A few years ago, in 2007, British artist Damien Hirst exhibited a diamond-encrusted platinum cast of the skull of a 19th century man. 8,601 stones cover every external surface, the largest over 50 carets. The work (shown above), which cost $23 million to make, was sold for about $100 million. Its title is For the Love Of God.
A third, less well known critical theory is that Hirst is a metaphysician who looks at basic things and makes art from his observations. This theory may have seemed ridiculous when first proposed, but it is gaining traction as time goes by. Not so long ago Hirst showed us pickled dead animals and gave the results thoughtful titles, such as The Physical Impossibility of Life In the Mind Of Someone Living (1992). A provocative title for a disquieting exhibit of a shark in a tank of formaldehyde. And now, a worthless dead man's skull made priceless by a London jeweler.

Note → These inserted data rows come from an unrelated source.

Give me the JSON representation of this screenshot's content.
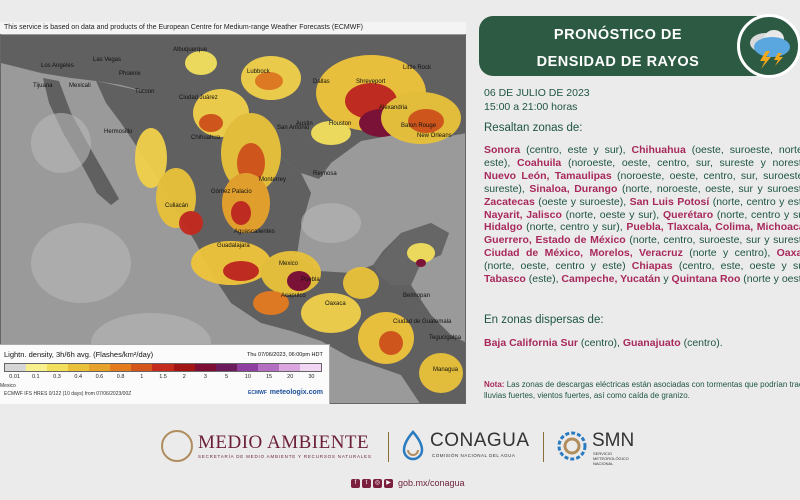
{
  "map": {
    "credit": "This service is based on data and products of the European Centre for Medium-range Weather Forecasts (ECMWF)",
    "cities": [
      {
        "name": "Albuquerque"
      },
      {
        "name": "Las Vegas"
      },
      {
        "name": "Los Angeles"
      },
      {
        "name": "Tijuana"
      },
      {
        "name": "Mexicali"
      },
      {
        "name": "Phoenix"
      },
      {
        "name": "Tucson"
      },
      {
        "name": "Lubbock"
      },
      {
        "name": "Ciudad Juárez"
      },
      {
        "name": "Dallas"
      },
      {
        "name": "Shreveport"
      },
      {
        "name": "Little Rock"
      },
      {
        "name": "Austin"
      },
      {
        "name": "Houston"
      },
      {
        "name": "Alexandria"
      },
      {
        "name": "Baton Rouge"
      },
      {
        "name": "New Orleans"
      },
      {
        "name": "Hermosillo"
      },
      {
        "name": "Chihuahua"
      },
      {
        "name": "San Antonio"
      },
      {
        "name": "Monterrey"
      },
      {
        "name": "Reynosa"
      },
      {
        "name": "Culiacán"
      },
      {
        "name": "Gómez Palacio"
      },
      {
        "name": "Aguascalientes"
      },
      {
        "name": "Guadalajara"
      },
      {
        "name": "Mexico"
      },
      {
        "name": "Puebla"
      },
      {
        "name": "Acapulco"
      },
      {
        "name": "Oaxaca"
      },
      {
        "name": "Belmopan"
      },
      {
        "name": "Ciudad de Guatemala"
      },
      {
        "name": "Tegucigalpa"
      },
      {
        "name": "Managua"
      }
    ]
  },
  "legend": {
    "title": "Lightn. density, 3h/6h avg. (Flashes/km²/day)",
    "valid": "Thu 07/06/2023, 06:00pm HDT",
    "ticks": [
      "0.01",
      "0.1",
      "0.3",
      "0.4",
      "0.6",
      "0.8",
      "1",
      "1.5",
      "2",
      "3",
      "5",
      "10",
      "15",
      "20",
      "30"
    ],
    "location": "Mexico",
    "source": "ECMWF IFS HRES 0/122 (10 days)  from  07/06/2023/00Z",
    "ecmwf": "ECMWF",
    "meteologix": "meteologix.com",
    "colors": [
      "#d6d6d6",
      "#f7f08c",
      "#f2e05c",
      "#e9c13a",
      "#e7a22b",
      "#e37b1f",
      "#d4561a",
      "#c42a1e",
      "#a31414",
      "#7c0e36",
      "#6b1a5c",
      "#8e3fa0",
      "#b46fc2",
      "#d9a6e0",
      "#f0d6f2"
    ]
  },
  "header": {
    "title_line1": "PRONÓSTICO DE",
    "title_line2": "DENSIDAD DE RAYOS",
    "date": "06 DE JULIO DE 2023",
    "hours": "15:00 a 21:00 horas",
    "lead": "Resaltan zonas de:"
  },
  "body_items": [
    {
      "state": "Sonora",
      "detail": "(centro, este y sur),"
    },
    {
      "state": "Chihuahua",
      "detail": "(oeste, suroeste, norte y este),"
    },
    {
      "state": "Coahuila",
      "detail": "(noroeste, oeste, centro, sur, sureste y noreste),"
    },
    {
      "state": "Nuevo León, Tamaulipas",
      "detail": "(noroeste, oeste, centro, sur, suroeste y sureste),"
    },
    {
      "state": "Sinaloa, Durango",
      "detail": "(norte, noroeste, oeste, sur y suroeste),"
    },
    {
      "state": "Zacatecas",
      "detail": "(oeste y suroeste),"
    },
    {
      "state": "San Luis Potosí",
      "detail": "(norte, centro y este),"
    },
    {
      "state": "Nayarit, Jalisco",
      "detail": "(norte, oeste y sur),"
    },
    {
      "state": "Querétaro",
      "detail": "(norte, centro y sur),"
    },
    {
      "state": "Hidalgo",
      "detail": "(norte, centro y sur),"
    },
    {
      "state": "Puebla, Tlaxcala, Colima, Michoacán, Guerrero, Estado de México",
      "detail": "(norte, centro, suroeste, sur y sureste),"
    },
    {
      "state": "Ciudad de México, Morelos, Veracruz",
      "detail": "(norte y centro),"
    },
    {
      "state": "Oaxaca",
      "detail": "(norte, oeste, centro y este)"
    },
    {
      "state": "Chiapas",
      "detail": "(centro, este, oeste y sur),"
    },
    {
      "state": "Tabasco",
      "detail": "(este),"
    },
    {
      "state": "Campeche, Yucatán",
      "detail": "y"
    },
    {
      "state": "Quintana Roo",
      "detail": "(norte y oeste)."
    }
  ],
  "dispersed": {
    "lead": "En zonas dispersas de:",
    "items": [
      {
        "state": "Baja California Sur",
        "detail": "(centro),"
      },
      {
        "state": "Guanajuato",
        "detail": "(centro)."
      }
    ]
  },
  "note": {
    "label": "Nota:",
    "text": "Las zonas de descargas eléctricas están asociadas con tormentas que podrían traer lluvias fuertes, vientos fuertes, así como caída de granizo."
  },
  "footer": {
    "medio_ambiente": "MEDIO AMBIENTE",
    "medio_ambiente_sub": "SECRETARÍA DE MEDIO AMBIENTE Y RECURSOS NATURALES",
    "conagua": "CONAGUA",
    "conagua_sub": "COMISIÓN NACIONAL DEL AGUA",
    "smn": "SMN",
    "smn_sub": "SERVICIO METEOROLÓGICO NACIONAL",
    "social_icons": [
      "facebook-icon",
      "twitter-icon",
      "instagram-icon",
      "youtube-icon"
    ],
    "url": "gob.mx/conagua"
  }
}
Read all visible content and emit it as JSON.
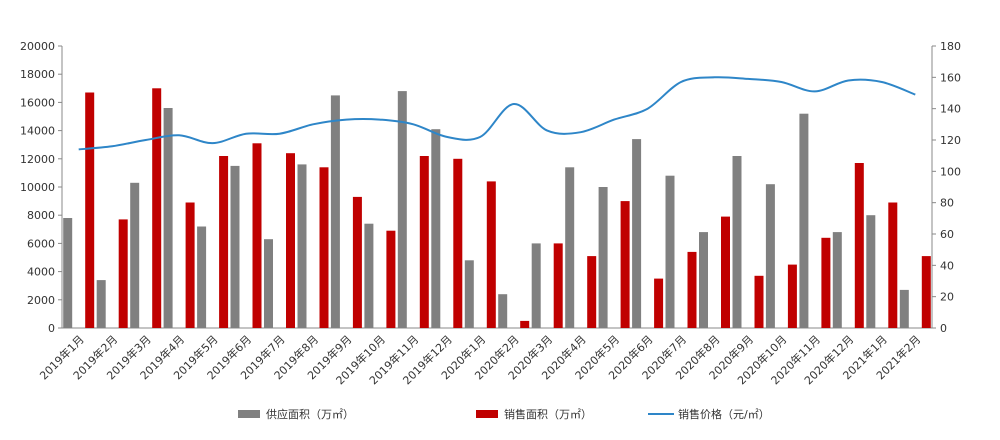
{
  "chart_data": {
    "type": "bar",
    "categories": [
      "2019年1月",
      "2019年2月",
      "2019年3月",
      "2019年4月",
      "2019年5月",
      "2019年6月",
      "2019年7月",
      "2019年8月",
      "2019年9月",
      "2019年10月",
      "2019年11月",
      "2019年12月",
      "2020年1月",
      "2020年2月",
      "2020年3月",
      "2020年4月",
      "2020年5月",
      "2020年6月",
      "2020年7月",
      "2020年8月",
      "2020年9月",
      "2020年10月",
      "2020年11月",
      "2020年12月",
      "2021年1月",
      "2021年2月"
    ],
    "series": [
      {
        "name": "供应面积（万㎡）",
        "type": "bar",
        "axis": "left",
        "color": "#808080",
        "values": [
          7800,
          3400,
          10300,
          15600,
          7200,
          11500,
          6300,
          11600,
          16500,
          7400,
          16800,
          14100,
          4800,
          2400,
          6000,
          11400,
          10000,
          13400,
          10800,
          6800,
          12200,
          10200,
          15200,
          6800,
          8000,
          2700
        ]
      },
      {
        "name": "销售面积（万㎡）",
        "type": "bar",
        "axis": "left",
        "color": "#c00000",
        "values": [
          16700,
          7700,
          17000,
          8900,
          12200,
          13100,
          12400,
          11400,
          9300,
          6900,
          12200,
          12000,
          10400,
          500,
          6000,
          5100,
          9000,
          3500,
          5400,
          7900,
          3700,
          4500,
          6400,
          11700,
          8900,
          5100
        ]
      },
      {
        "name": "销售价格（元/㎡）",
        "type": "line",
        "axis": "right",
        "color": "#2e86c8",
        "values": [
          114,
          116,
          120,
          123,
          118,
          124,
          124,
          130,
          133,
          133,
          130,
          122,
          122,
          143,
          126,
          125,
          133,
          140,
          157,
          160,
          159,
          157,
          151,
          158,
          157,
          149
        ]
      }
    ],
    "y_left": {
      "min": 0,
      "max": 20000,
      "ticks": [
        0,
        2000,
        4000,
        6000,
        8000,
        10000,
        12000,
        14000,
        16000,
        18000,
        20000
      ]
    },
    "y_right": {
      "min": 0,
      "max": 180,
      "ticks": [
        0,
        20,
        40,
        60,
        80,
        100,
        120,
        140,
        160,
        180
      ]
    },
    "grid": false,
    "legend_position": "bottom"
  }
}
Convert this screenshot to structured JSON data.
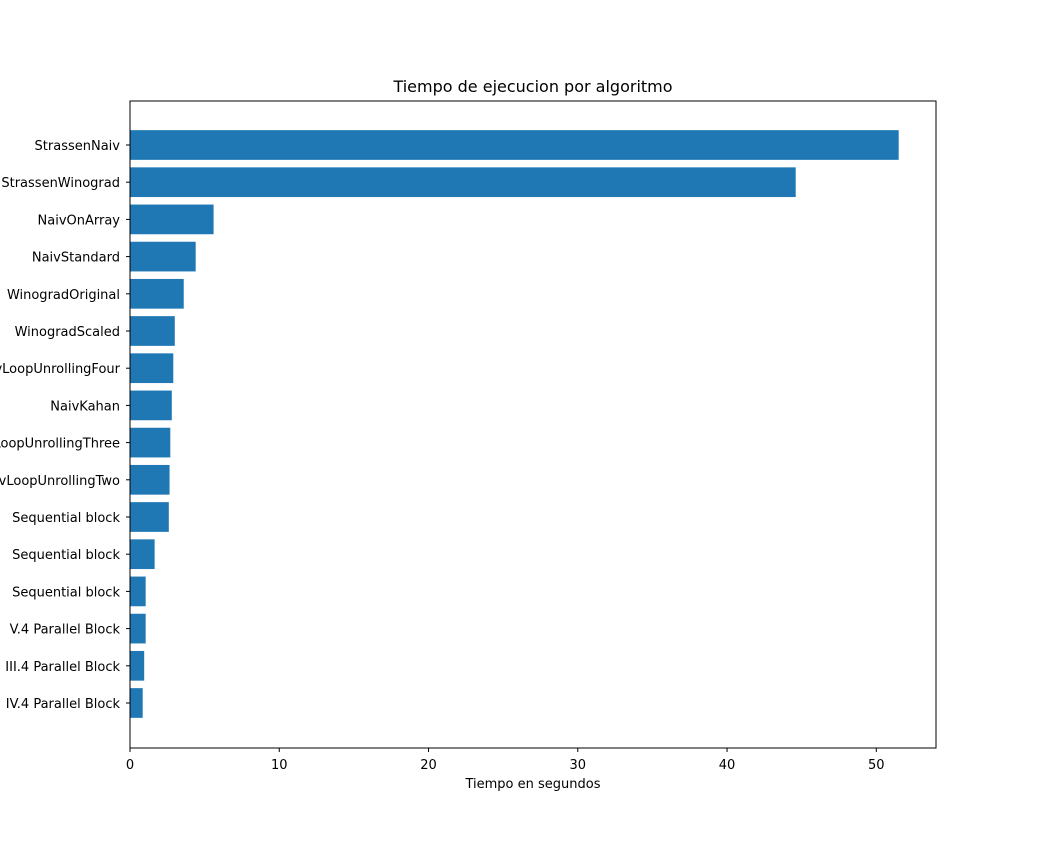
{
  "chart_data": {
    "type": "bar",
    "orientation": "horizontal",
    "title": "Tiempo de ejecucion por algoritmo",
    "xlabel": "Tiempo en segundos",
    "ylabel": "",
    "xlim": [
      0,
      54
    ],
    "x_ticks": [
      "0",
      "10",
      "20",
      "30",
      "40",
      "50"
    ],
    "x_tick_values": [
      0,
      10,
      20,
      30,
      40,
      50
    ],
    "grid": false,
    "bar_color": "#1f77b4",
    "categories": [
      "StrassenNaiv",
      "StrassenWinograd",
      "NaivOnArray",
      "NaivStandard",
      "WinogradOriginal",
      "WinogradScaled",
      "NaivLoopUnrollingFour",
      "NaivKahan",
      "NaivLoopUnrollingThree",
      "NaivLoopUnrollingTwo",
      "Sequential block",
      "Sequential block",
      "Sequential block",
      "V.4 Parallel Block",
      "III.4 Parallel Block",
      "IV.4 Parallel Block"
    ],
    "values": [
      51.5,
      44.6,
      5.6,
      4.4,
      3.6,
      3.0,
      2.9,
      2.8,
      2.7,
      2.65,
      2.6,
      1.65,
      1.05,
      1.05,
      0.95,
      0.85
    ]
  }
}
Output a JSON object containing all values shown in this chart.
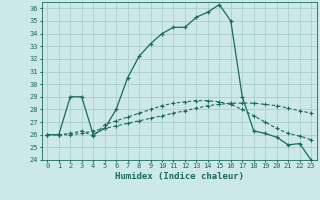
{
  "xlabel": "Humidex (Indice chaleur)",
  "bg_color": "#cce8e8",
  "line_color": "#1a6b5a",
  "grid_color": "#aad0d0",
  "xlim": [
    -0.5,
    23.5
  ],
  "ylim": [
    24,
    36.5
  ],
  "yticks": [
    24,
    25,
    26,
    27,
    28,
    29,
    30,
    31,
    32,
    33,
    34,
    35,
    36
  ],
  "xticks": [
    0,
    1,
    2,
    3,
    4,
    5,
    6,
    7,
    8,
    9,
    10,
    11,
    12,
    13,
    14,
    15,
    16,
    17,
    18,
    19,
    20,
    21,
    22,
    23
  ],
  "line1_x": [
    0,
    1,
    2,
    3,
    4,
    5,
    6,
    7,
    8,
    9,
    10,
    11,
    12,
    13,
    14,
    15,
    16,
    17,
    18,
    19,
    20,
    21,
    22,
    23
  ],
  "line1_y": [
    26.0,
    26.0,
    26.0,
    26.1,
    26.3,
    26.5,
    26.7,
    26.9,
    27.1,
    27.3,
    27.5,
    27.7,
    27.9,
    28.1,
    28.3,
    28.4,
    28.5,
    28.5,
    28.5,
    28.4,
    28.3,
    28.1,
    27.9,
    27.7
  ],
  "line2_x": [
    0,
    1,
    2,
    3,
    4,
    5,
    6,
    7,
    8,
    9,
    10,
    11,
    12,
    13,
    14,
    15,
    16,
    17,
    18,
    19,
    20,
    21,
    22,
    23
  ],
  "line2_y": [
    26.0,
    26.0,
    26.1,
    26.3,
    25.9,
    26.8,
    27.1,
    27.4,
    27.7,
    28.0,
    28.3,
    28.5,
    28.6,
    28.7,
    28.7,
    28.6,
    28.4,
    28.0,
    27.5,
    27.0,
    26.5,
    26.1,
    25.9,
    25.6
  ],
  "line3_x": [
    0,
    1,
    2,
    3,
    4,
    5,
    6,
    7,
    8,
    9,
    10,
    11,
    12,
    13,
    14,
    15,
    16,
    17,
    18,
    19,
    20,
    21,
    22,
    23
  ],
  "line3_y": [
    26.0,
    26.0,
    29.0,
    29.0,
    26.0,
    26.5,
    28.0,
    30.5,
    32.2,
    33.2,
    34.0,
    34.5,
    34.5,
    35.3,
    35.7,
    36.3,
    35.0,
    29.0,
    26.3,
    26.1,
    25.8,
    25.2,
    25.3,
    24.0
  ]
}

Surely Hirst is an artist who helps the world by revealing mystic truths. Or at least by alluding to mystic truths about life, death, and money. What are these mystic truths he is revealing? With the shark it may be in the form of a question: in what sense is a dead animal, preserved from decay, an intimation of immortality? And it may be that to bring an actual dead animal into an art gallery is to comment on the notion that once a work of art goes on public display, it is dead.
But that is for the artist to know, and the rest of us to find out.
As Dylan Thomas wrote, "After the first death, there is no other". Let Damien Hirst prove him wrong.